En pratique, on constate que les grands principes applicables à l’ancien comité d’entreprise (CE) ont été transposés au CSE sans trop de changements :
- réunions par visioconférence ;
- consignations des délibérations dans un procès-verbal ;
- mise en place de commissions internes en fonction de l’effectif de l’entreprise, etc.

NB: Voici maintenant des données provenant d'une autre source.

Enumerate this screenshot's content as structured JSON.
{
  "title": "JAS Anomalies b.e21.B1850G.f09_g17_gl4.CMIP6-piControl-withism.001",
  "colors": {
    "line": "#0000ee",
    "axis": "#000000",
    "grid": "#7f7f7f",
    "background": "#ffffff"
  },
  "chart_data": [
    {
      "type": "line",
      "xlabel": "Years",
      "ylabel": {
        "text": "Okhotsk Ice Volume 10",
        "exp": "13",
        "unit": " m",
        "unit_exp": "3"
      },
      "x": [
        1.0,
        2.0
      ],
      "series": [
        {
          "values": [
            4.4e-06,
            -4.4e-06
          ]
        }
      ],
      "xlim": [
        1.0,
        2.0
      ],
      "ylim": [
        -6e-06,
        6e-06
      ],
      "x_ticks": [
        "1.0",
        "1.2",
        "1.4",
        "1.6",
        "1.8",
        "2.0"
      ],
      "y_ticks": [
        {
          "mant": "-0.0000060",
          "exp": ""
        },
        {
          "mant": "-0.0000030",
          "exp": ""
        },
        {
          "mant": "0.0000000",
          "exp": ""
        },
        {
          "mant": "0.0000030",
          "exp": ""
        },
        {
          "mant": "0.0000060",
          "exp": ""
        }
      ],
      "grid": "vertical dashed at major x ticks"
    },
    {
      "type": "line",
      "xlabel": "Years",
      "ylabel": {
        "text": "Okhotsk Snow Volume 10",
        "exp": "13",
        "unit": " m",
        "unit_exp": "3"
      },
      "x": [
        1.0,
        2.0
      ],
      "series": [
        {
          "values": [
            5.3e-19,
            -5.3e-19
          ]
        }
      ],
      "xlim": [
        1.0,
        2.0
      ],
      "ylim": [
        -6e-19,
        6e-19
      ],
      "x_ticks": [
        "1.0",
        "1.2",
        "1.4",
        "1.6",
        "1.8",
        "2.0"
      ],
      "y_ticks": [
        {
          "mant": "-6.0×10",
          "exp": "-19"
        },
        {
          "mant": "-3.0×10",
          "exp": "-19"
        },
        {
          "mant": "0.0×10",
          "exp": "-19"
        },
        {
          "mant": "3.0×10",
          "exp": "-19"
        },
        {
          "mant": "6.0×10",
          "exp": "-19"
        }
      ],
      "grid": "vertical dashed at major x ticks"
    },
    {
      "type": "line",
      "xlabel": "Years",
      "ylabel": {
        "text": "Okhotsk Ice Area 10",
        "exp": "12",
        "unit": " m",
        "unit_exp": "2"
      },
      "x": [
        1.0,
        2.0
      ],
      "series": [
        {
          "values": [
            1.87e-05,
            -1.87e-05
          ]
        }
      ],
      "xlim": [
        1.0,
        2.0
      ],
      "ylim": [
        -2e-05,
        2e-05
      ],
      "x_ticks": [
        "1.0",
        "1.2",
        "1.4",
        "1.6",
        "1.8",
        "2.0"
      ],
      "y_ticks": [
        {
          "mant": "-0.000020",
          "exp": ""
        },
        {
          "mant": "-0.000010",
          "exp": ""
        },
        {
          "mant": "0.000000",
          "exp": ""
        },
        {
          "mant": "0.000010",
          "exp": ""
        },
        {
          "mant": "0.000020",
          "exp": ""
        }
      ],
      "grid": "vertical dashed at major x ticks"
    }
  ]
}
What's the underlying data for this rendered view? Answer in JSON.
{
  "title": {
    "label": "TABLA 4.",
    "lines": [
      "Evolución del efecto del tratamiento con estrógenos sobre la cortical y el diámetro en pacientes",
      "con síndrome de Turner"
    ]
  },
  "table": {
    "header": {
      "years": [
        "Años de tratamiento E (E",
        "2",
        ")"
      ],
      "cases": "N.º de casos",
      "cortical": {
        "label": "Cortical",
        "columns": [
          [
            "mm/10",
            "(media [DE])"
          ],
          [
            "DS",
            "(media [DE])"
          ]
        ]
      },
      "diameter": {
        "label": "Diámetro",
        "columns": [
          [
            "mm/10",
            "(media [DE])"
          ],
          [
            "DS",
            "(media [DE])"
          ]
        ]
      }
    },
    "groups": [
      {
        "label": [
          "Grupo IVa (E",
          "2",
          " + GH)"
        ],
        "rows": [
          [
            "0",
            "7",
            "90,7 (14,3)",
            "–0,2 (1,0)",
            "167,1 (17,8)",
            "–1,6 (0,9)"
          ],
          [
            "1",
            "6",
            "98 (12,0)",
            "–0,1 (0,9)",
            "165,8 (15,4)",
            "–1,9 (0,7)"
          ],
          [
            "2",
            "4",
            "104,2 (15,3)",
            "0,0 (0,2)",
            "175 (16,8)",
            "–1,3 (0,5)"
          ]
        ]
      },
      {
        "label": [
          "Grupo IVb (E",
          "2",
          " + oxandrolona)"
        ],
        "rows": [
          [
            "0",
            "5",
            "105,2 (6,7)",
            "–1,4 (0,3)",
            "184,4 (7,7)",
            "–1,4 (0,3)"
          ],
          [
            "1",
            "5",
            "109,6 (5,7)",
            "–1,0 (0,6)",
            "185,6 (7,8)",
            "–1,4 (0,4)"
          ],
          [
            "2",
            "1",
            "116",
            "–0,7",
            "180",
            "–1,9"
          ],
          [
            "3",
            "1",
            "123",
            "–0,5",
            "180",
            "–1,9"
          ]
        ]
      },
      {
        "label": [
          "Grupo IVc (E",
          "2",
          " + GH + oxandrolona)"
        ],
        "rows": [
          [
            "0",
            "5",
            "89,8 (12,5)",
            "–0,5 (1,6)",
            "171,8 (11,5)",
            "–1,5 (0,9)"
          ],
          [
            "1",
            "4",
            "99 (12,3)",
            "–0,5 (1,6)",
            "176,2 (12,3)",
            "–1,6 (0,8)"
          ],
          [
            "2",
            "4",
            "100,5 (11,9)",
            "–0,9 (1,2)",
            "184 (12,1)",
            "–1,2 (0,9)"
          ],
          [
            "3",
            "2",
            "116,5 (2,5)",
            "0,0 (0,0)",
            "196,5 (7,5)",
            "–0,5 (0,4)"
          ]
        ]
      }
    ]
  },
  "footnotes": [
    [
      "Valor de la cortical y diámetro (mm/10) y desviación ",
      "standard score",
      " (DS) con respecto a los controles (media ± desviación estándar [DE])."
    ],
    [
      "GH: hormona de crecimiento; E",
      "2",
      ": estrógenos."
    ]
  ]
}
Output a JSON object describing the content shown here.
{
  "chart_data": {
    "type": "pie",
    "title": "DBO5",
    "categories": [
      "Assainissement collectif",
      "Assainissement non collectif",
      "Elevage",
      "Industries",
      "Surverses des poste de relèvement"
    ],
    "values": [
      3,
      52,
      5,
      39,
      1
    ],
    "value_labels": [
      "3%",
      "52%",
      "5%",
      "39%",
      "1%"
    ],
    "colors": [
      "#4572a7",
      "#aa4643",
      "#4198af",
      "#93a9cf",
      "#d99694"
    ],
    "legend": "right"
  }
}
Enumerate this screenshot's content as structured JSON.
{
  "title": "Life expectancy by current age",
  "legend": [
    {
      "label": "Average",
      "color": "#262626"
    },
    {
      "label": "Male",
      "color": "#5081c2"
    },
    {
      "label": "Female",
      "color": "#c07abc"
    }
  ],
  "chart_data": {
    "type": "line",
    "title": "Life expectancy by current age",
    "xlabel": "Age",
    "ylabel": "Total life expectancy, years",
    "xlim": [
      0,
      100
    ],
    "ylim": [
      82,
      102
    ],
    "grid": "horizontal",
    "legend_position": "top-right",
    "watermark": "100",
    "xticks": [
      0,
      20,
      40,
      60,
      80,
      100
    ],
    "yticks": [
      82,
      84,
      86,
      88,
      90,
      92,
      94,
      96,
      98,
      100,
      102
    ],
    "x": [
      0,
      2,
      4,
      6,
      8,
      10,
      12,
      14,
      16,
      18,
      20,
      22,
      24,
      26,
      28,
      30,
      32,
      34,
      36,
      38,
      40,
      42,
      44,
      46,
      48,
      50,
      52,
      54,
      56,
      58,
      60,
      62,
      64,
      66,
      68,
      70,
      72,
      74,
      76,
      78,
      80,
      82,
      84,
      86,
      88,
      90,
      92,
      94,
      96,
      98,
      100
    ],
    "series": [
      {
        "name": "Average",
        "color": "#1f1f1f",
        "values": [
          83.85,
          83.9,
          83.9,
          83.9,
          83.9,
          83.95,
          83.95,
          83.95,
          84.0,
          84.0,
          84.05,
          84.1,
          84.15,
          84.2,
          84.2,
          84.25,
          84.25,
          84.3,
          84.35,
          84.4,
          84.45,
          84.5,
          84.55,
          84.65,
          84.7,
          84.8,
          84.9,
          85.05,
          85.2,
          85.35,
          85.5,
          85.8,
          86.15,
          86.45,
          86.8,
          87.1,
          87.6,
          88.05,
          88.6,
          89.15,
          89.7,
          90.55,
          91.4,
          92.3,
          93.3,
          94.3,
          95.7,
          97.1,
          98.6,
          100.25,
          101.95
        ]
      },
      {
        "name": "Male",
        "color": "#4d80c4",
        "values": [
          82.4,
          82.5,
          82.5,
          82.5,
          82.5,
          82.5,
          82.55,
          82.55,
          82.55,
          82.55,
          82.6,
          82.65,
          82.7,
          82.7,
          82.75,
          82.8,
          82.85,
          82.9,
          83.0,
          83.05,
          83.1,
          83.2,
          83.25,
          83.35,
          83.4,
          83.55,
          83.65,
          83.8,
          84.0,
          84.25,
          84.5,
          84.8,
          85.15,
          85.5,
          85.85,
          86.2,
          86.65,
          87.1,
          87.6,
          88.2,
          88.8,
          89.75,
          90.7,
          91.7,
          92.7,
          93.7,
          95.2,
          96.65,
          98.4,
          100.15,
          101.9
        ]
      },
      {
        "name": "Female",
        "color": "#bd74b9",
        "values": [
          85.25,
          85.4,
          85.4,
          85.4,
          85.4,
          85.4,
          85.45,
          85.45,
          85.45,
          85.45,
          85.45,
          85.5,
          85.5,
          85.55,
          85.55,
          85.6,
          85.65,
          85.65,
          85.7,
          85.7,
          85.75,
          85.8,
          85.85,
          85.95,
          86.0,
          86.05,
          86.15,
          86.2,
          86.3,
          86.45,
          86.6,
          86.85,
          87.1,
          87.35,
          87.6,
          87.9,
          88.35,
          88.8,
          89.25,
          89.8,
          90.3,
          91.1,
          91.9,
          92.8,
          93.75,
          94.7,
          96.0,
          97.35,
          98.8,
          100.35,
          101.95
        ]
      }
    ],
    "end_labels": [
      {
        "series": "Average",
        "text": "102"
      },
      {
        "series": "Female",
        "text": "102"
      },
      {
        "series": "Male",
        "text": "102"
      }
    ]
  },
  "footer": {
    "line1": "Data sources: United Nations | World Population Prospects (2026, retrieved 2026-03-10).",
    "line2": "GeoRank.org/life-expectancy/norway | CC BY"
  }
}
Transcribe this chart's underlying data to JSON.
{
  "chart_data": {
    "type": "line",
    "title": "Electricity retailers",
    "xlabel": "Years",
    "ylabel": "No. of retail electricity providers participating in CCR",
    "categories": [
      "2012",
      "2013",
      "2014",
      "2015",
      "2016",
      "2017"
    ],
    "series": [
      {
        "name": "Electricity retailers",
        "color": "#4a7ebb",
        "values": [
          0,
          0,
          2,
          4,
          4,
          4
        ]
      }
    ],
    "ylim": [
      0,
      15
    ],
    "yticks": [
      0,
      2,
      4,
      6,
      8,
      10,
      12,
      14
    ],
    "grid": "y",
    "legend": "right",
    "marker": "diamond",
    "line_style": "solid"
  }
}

Ce n’est pas le cas des dispositions relatives à la santé, à la sécurité et aux conditions de travail. Jusqu’à présent, elles étaient dévolues à une instance spécifique, le comité d’hygiène, de sécurité et des conditions de travail (CHSCT). Elles sont désormais réparties entre le CSE et, le cas échéant, la commission santé, sécurité et conditions de travail (CSSCT) dont la mise en place est obligatoire pour certaines entreprises.
Dans les Travaux Publics, cela se traduit notamment par l’obligation pour l’employeur d’inviter un représentant mandaté par l’OPPBTP (Organisme professionnel de prévention du Bâtiment et des Travaux Publics) aux réunions de la CSSCT.
Sauf indications contraires, les dispositions détaillées dans le présent bulletin d’informations sont applicables depuis le 1er janvier 2018.